MJ: Also, now, when you put a promising new cancer drug in clinical trials, you get a lot of people saying, “I don’t want to be in a randomized trial, I just want the drug.” Will you reflect on the ethics of that situation?
BG: It’s a difficult problem. This cycle of optimism followed by disappointment—the only solution is to subject these things to disciplined trials. In the case of Herceptin, Genentech responsibly resisted opening its trials to lots of women who simply wanted the drug. As [then-CEO] Art Levinson says in the film, you want to be able to look people in the eye and say, “I know this drug can help you,” and you can’t do that without a clinical trial. As harsh as that may seem, it’s the best way of determining efficacy. We have a scene with parents of a little girl who are weighing whether to enroll her in a clinical trial and they’re struggling with the idea that a computer is gonna randomly pick the treatment their child gets. It’s very hard for people to accept, but it’s scientifically necessary.
MJ: Knowing everything you know, how do you suppose you would approach treatment if you were diagnosed?
BG: I ask myself that all the time. I think I would probably try anything, simply because you hear these stories of miracles. They do happen. I was just with a woman the other night who had stage four metastatic melanoma, which was 100 percent fatal until recently. She was told she had months to live and she decided to take one more step and enroll in this immunotherapy trial at Memorial Sloan Kettering. Now she’s three years cancer-free with prospects of living a normal life. I certainly don’t judge anyone who decides not to do that. I admire, in a way, people and doctors who accept the overwhelming likelihood that you won’t be cured. But I probably would take the chance.
MJ: I’m still trying to get a handle on whether chemo even helps people, other than kids with Leukemia.

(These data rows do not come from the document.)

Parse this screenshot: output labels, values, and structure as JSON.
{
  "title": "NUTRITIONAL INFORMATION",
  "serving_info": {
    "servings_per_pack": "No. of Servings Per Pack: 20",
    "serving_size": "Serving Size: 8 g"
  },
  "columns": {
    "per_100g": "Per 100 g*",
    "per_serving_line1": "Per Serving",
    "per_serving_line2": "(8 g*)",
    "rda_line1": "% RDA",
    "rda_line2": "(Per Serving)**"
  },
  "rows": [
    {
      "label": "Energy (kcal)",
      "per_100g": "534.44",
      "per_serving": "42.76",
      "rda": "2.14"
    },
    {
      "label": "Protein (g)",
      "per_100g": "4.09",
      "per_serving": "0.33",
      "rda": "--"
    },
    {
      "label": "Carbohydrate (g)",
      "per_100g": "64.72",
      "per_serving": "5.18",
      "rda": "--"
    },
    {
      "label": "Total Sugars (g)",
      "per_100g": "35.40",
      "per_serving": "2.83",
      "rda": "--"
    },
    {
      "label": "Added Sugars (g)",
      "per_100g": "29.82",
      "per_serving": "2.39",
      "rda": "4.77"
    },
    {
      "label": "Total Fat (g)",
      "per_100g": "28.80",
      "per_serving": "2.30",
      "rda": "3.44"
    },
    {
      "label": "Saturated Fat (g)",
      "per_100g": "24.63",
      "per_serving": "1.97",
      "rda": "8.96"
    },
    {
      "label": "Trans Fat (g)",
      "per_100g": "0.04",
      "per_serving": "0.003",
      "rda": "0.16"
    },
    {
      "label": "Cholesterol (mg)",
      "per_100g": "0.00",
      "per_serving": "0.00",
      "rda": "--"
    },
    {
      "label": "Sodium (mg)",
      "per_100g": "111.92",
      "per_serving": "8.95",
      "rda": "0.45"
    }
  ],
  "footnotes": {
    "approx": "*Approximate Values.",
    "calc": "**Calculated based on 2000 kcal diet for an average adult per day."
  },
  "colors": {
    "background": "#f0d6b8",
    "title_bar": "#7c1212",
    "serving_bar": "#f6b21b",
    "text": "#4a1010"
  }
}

BG: The problem is, chemotherapy is a one-size-fits-all solution but cancer is different for every person—literally. I don’t understand all the intricacies, but it’s very hard to say, “You’re gonna benefit from chemotherapy, and you’re not.” You kind of gotta try it. One of the promising avenues of research, by the way, is getting a better sense for each person which mutations underlie their cancer. Almost like you’d get a blood test, you’d get a genetic test and then they are able to target those things.
MJ: How long before that’s routine?
BG: Not long at all. If you’ve got the money you can already do that. But the costs of these kinds of genetic tests are nose-diving. I’d say in 5 to 10 years almost everybody will have their cancer sequenced, and then a better set of decisions can be made. Right now they’re still throwing the kitchen sink at people. But that will change.